Revel’s lackluster performance to date is of growing concern to analysts, who (for some reason) expected the joint to explode out the gate and singlehandedly revive AC’s sagging fortunes. Obviously, that hasn’t happened. Last month, Revel’s owners needed a $100m cash infusion just to keep the lights on, which prompted analysts to lower Revel’s credit rating. And the humiliations are far from over. Delaware cleaning firm ABM Janitorial Services filed a lawsuit against Revel last week, claiming the casino owes them $545k for services rendered.
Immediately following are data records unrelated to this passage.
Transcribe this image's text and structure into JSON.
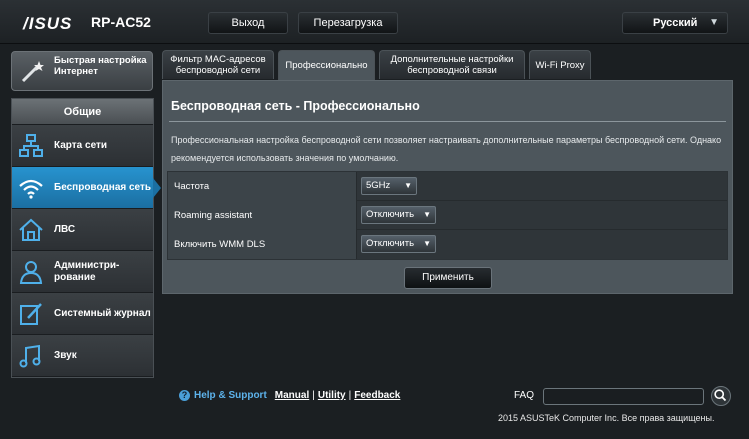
{
  "header": {
    "brand": "/ISUS",
    "model": "RP-AC52",
    "logout_label": "Выход",
    "reboot_label": "Перезагрузка",
    "language": "Русский"
  },
  "sidebar": {
    "quick_setup": "Быстрая настройка Интернет",
    "section_title": "Общие",
    "items": [
      {
        "label": "Карта сети",
        "icon": "network-map-icon"
      },
      {
        "label": "Беспроводная сеть",
        "icon": "wifi-icon",
        "active": true
      },
      {
        "label": "ЛВС",
        "icon": "home-icon"
      },
      {
        "label": "Администри-рование",
        "icon": "admin-user-icon"
      },
      {
        "label": "Системный журнал",
        "icon": "log-edit-icon"
      },
      {
        "label": "Звук",
        "icon": "music-note-icon"
      }
    ]
  },
  "tabs": [
    {
      "label": "Фильтр MAC-адресов беспроводной сети"
    },
    {
      "label": "Профессионально",
      "active": true
    },
    {
      "label": "Дополнительные настройки беспроводной связи"
    },
    {
      "label": "Wi-Fi Proxy"
    }
  ],
  "main": {
    "title": "Беспроводная сеть - Профессионально",
    "description": "Профессиональная настройка беспроводной сети позволяет настраивать дополнительные параметры беспроводной сети. Однако рекомендуется использовать значения по умолчанию.",
    "settings": [
      {
        "label": "Частота",
        "value": "5GHz"
      },
      {
        "label": "Roaming assistant",
        "value": "Отключить"
      },
      {
        "label": "Включить WMM DLS",
        "value": "Отключить"
      }
    ],
    "apply_label": "Применить"
  },
  "footer": {
    "help_label": "Help & Support",
    "manual_label": "Manual",
    "utility_label": "Utility",
    "feedback_label": "Feedback",
    "faq_label": "FAQ",
    "faq_placeholder": "",
    "copyright": "2015 ASUSTeK Computer Inc. Все права защищены."
  },
  "colors": {
    "accent": "#1b6fa2",
    "panel": "#4d565c",
    "help": "#5db3ec"
  }
}
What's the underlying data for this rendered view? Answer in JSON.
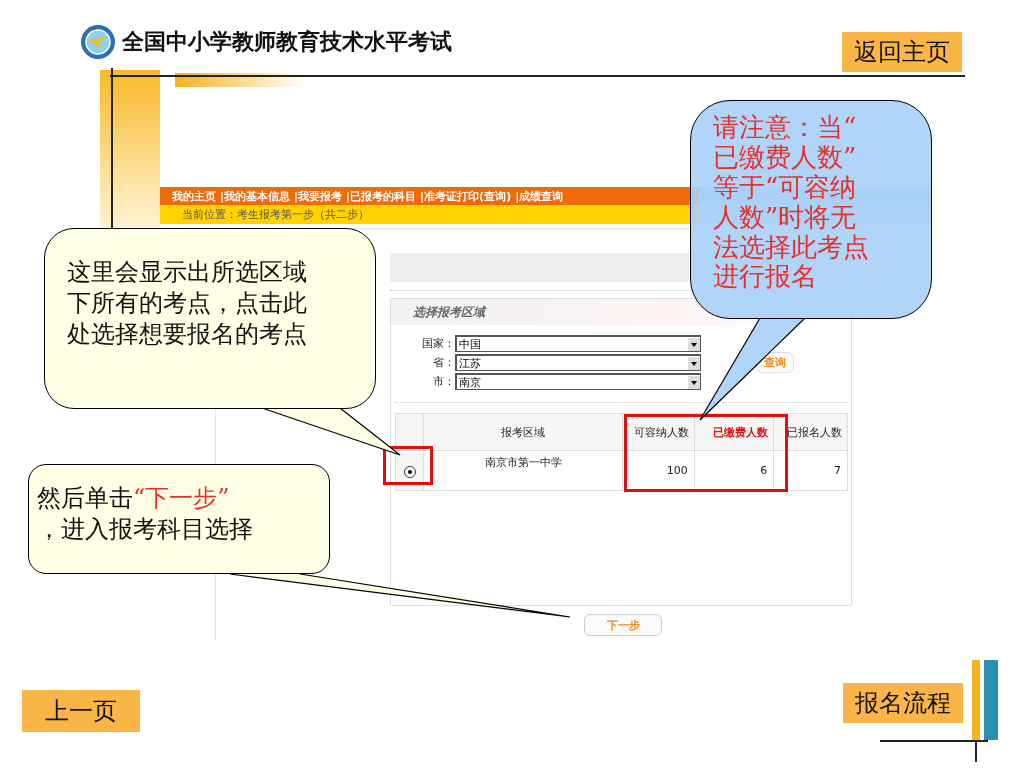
{
  "header": {
    "title": "全国中小学教师教育技术水平考试",
    "home_button": "返回主页"
  },
  "site": {
    "nav": [
      "我的主页",
      "|我的基本信息",
      "|我要报考",
      "|已报考的科目",
      "|准考证打印(查询)",
      "|成绩查询"
    ],
    "breadcrumb": "当前位置：考生报考第一步（共二步）"
  },
  "region": {
    "title": "选择报考区域",
    "fields": [
      {
        "label": "国家：",
        "value": "中国"
      },
      {
        "label": "省：",
        "value": "江苏"
      },
      {
        "label": "市：",
        "value": "南京"
      }
    ],
    "query_button": "查询"
  },
  "table": {
    "columns": [
      {
        "label": "报考区域",
        "emphasis": false
      },
      {
        "label": "可容纳人数",
        "emphasis": false
      },
      {
        "label": "已缴费人数",
        "emphasis": true
      },
      {
        "label": "已报名人数",
        "emphasis": false
      }
    ],
    "rows": [
      {
        "selected": true,
        "cells": [
          "南京市第一中学",
          "100",
          "6",
          "7"
        ]
      }
    ]
  },
  "next_button": "下一步",
  "callout_region": {
    "text": "这里会显示出所选区域下所有的考点，点击此处选择想要报名的考点"
  },
  "callout_next": {
    "text_before": "然后单击",
    "highlight": "“下一步”",
    "text_after": "，进入报考科目选择"
  },
  "callout_warning": {
    "text": "请注意：当“已缴费人数”等于“可容纳人数”时将无法选择此考点进行报名"
  },
  "footer": {
    "prev_button": "上一页",
    "flow_button": "报名流程"
  }
}
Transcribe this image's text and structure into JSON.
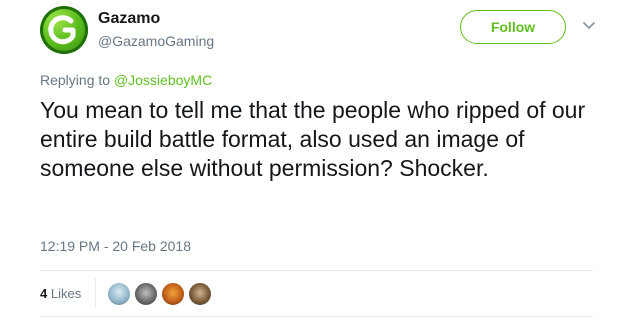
{
  "account": {
    "display_name": "Gazamo",
    "handle": "@GazamoGaming",
    "avatar_icon": "gazamo-logo-icon",
    "accent_color": "#5fbf1f"
  },
  "header": {
    "follow_label": "Follow",
    "menu_icon": "chevron-down-icon"
  },
  "reply": {
    "prefix": "Replying to",
    "mention": "@JossieboyMC"
  },
  "tweet": {
    "text": "You mean to tell me that the people who ripped of our entire build battle format, also used an image of someone else without permission? Shocker.",
    "timestamp": "12:19 PM - 20 Feb 2018"
  },
  "stats": {
    "likes_count": "4",
    "likes_label": "Likes"
  }
}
Builders have also complained that Revel has been slow to pay their bills. Jack Koscis, CEO of the Building Contractors Association of New Jersey, told NJ.com that it wasn’t fair “to have someone wait five or six months for payment, and then receive pennies on the dollar.” Revel spokesperson Maureen Siman said the allegation that Revel wasn’t paying its debts in full was “just absurd.” Siman claimed Revel was undergoing a “closeout audit,” a process it expected to complete “within the next month, at which time any outstanding invoices will be paid.” We’re willing to give Revel the benefit of the doubt on this one, but if the janitors don’t get paid and Revel starts posting signs requesting that patrons be a sport and pick up any litter they see, we’d say the writing was on the wall.